5G, the fifth generation of wireless technology. What makes it better than 4G LTE, do we really need 5G, and what about the health risks of this new technology?
4G LTE (Long Term Evolution) has been the upgraded version of 4G for a while now, 4G LTE was pretty much the first "version" of 5G. 4G LTE offers faster speeds and better security than 4G.
Per PCMag, 5G's networks will consist of small cells and could be as small as home routers. According to that article, 5G networks should not consist of large towers. The idea is, the more cells you have the more data you can get on the network.
What's worse, large cell towers here and there, or a small area with multiple cells closer to each other?
AT&T claims they're going to be the first ones to really implement this technology and offer it to their customers. According to PCMag, they believe AT&T will roll out 5G using millimeter wave technology, which can't reach very far, but is highly effective at the distances it can reach. This is why 5G networks will be placed closed to each other, and to be extremely effective and efficient, there will have to be a lot of these small cell networks around.
According to Newsmax, 5G networks will be put onto street lights, buildings, signs, pretty much anywhere possible. There still needs to be infrastructure to support all of this, but that's only half the battle of implementing 5G. ISPs like AT&T have to go not only the states, but the counties and cities, they plan to implement 5G in.
It's like fiber networks, you need to obtain approval from not just the feds and the states, but localities too.
So, how do you feel about small cell 5G networks being placed literally all over town? That's the plan here. There will no doubt be a spike in radiation in the areas where they'll implement these networks, that's just a given. If you have so many of these small cell networks in one area, radiation will increase due to the concentration of these small cell networks.

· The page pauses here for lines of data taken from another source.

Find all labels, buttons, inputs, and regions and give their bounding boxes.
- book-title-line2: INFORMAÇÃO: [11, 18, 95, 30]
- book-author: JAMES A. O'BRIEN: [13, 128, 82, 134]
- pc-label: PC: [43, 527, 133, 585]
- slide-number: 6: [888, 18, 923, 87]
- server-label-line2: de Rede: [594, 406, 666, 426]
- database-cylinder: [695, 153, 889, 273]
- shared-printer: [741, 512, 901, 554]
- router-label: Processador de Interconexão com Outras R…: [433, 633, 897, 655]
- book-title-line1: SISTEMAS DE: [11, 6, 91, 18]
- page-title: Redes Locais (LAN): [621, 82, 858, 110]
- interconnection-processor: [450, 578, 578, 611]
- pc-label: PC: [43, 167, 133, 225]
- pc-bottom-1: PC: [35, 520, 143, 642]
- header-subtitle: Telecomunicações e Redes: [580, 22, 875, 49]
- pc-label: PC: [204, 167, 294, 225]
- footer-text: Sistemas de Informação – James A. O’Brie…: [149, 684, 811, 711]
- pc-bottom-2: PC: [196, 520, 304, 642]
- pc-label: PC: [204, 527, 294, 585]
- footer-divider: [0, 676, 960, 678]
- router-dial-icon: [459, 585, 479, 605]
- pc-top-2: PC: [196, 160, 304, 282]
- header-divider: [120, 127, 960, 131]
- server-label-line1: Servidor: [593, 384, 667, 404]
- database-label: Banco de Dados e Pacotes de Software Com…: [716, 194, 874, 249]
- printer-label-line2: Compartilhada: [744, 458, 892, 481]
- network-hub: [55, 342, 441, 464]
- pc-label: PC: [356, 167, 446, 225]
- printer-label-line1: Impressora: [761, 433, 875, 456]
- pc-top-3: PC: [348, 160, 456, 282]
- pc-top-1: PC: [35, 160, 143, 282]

The industry wants to put this technology everywhere; from homes, to cars, to offices, to schools, to beaches, everywhere. The FCC certainly isn't standing in the way.

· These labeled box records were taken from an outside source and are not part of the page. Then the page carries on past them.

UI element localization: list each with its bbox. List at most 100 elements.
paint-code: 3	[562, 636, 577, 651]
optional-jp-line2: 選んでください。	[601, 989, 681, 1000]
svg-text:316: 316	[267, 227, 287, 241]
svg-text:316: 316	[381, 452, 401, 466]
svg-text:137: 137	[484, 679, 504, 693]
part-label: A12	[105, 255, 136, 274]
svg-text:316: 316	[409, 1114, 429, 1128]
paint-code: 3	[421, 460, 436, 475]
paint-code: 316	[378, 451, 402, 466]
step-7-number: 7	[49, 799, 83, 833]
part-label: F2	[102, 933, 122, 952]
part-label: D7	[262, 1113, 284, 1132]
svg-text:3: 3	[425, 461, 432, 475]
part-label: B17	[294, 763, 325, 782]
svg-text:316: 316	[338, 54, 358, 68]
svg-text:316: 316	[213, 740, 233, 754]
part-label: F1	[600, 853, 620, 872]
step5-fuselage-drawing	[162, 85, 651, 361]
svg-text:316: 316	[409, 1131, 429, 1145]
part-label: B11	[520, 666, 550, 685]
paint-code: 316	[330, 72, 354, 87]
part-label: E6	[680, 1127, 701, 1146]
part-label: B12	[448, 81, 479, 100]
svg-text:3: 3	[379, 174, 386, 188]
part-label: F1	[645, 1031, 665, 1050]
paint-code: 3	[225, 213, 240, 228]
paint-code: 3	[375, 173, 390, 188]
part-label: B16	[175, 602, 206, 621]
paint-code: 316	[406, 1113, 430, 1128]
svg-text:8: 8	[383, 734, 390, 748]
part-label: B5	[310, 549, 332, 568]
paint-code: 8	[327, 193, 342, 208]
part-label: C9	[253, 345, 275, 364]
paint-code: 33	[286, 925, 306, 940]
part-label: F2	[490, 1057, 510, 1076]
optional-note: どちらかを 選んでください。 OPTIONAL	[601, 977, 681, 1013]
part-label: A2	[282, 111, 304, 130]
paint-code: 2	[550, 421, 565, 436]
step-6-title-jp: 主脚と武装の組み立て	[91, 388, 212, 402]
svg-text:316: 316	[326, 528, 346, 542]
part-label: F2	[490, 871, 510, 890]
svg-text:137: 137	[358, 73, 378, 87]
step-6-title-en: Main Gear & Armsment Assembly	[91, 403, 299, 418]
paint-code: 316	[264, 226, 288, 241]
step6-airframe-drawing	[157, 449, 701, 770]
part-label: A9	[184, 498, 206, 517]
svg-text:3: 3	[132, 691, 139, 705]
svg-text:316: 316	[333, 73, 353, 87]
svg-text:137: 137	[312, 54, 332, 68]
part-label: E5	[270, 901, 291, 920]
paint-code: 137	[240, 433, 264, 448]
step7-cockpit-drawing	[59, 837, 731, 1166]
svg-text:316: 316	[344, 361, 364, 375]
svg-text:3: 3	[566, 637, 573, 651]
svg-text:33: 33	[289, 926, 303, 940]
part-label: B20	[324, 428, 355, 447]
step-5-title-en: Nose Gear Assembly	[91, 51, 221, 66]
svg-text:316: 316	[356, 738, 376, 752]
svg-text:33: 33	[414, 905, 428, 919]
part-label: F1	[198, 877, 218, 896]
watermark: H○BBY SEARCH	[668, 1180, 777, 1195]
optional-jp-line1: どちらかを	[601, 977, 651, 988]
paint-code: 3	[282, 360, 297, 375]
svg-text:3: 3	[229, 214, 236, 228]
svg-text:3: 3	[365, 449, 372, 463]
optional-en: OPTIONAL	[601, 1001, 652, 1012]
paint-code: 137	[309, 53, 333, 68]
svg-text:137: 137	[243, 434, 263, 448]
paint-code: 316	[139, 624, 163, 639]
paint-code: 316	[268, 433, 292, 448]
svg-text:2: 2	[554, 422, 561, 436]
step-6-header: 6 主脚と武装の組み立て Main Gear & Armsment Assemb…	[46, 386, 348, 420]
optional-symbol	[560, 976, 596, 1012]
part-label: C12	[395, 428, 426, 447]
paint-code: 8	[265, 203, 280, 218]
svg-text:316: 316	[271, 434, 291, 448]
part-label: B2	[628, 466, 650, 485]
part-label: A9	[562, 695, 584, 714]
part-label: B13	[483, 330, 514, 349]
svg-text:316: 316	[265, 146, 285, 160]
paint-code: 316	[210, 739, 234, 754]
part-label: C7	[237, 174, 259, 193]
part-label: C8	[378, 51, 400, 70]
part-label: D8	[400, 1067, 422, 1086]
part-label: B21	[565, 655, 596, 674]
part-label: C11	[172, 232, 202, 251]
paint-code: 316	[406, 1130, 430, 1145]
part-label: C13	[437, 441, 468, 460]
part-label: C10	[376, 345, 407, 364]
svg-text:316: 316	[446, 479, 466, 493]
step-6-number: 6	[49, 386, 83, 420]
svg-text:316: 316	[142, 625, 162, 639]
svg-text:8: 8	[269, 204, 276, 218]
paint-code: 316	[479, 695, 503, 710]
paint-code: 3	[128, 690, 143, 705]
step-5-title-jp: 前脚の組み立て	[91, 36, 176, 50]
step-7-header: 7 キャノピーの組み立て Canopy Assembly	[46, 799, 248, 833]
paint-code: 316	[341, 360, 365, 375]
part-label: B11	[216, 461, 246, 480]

The Los Angeles Times ran a story on the health hazards of 5G technology. In that story, they said male rats had a slight increase of tumor growths. These rats were involved in a long term high radiation test, but it shows the risks are there. 5G will expose humans to a significant increase in radiation, especially if it's implemented in every setting of human life, like the industry plans.
In that same Los Angeles Times article, Leeka Kheifets, a epidemiology professor at UCLA, said "I don't think it's clear that there are health risks, but it's also not clear that there are no health risks."
Honestly, 5G could have been designed better, and to be honest, there isn't anything wrong with 4G LTE. 4G LTE is fast enough, the only real perk of 5G is you'll be able to use more data at a slightly faster speed than 4G LTE. Ask yourself, do you really need that? Wireless connection speed is pretty darn fast as it is.
Also, with these small cell networks everywhere, it can greatly increase the risk of cyber attacks and hacking. A bad actor could take out an entire city's network by hacking into or taking out a group of these small cell networks, and they way there are to be implemented, it won't take as much effort as a 4G network.
Alex Jones has been very passionate about noting the health hazards and other risks associated with 5G networks. He has been long time friends with Dr. Edward Group. Group founded the Global Healing Center. Group himself is warning about 5G technology, and Alex had him on Infowars to talk about it:
Infowars has really been leading the charge on warning about the health risks associated with 5G networks. Dr. Group is also on board with Alex and Infowars on the potential health risks of 5G. This isn't some wacky conspiracy folks, it's real.
Here is another Infowars report on 5G health risks, this time by Le Ann McAdoo:
Sadly, the wireless industry is too far invested in this 5G technology for it be stopped or reconsidered. The industry wants it, the government wants it, businesses want it, but do average citizens want it? It doesn't seem to be widely talked about by regular folks, that's for sure.
Hopefully the wireless industry and government recognizes these health risks and does reconsider the technology it self, but don't hold your breath on it. Big cities and the government will get it first, the rural areas will be the last to get it more than likely. Businesses, cars, and planes though? No matter where you live, this technology will find you.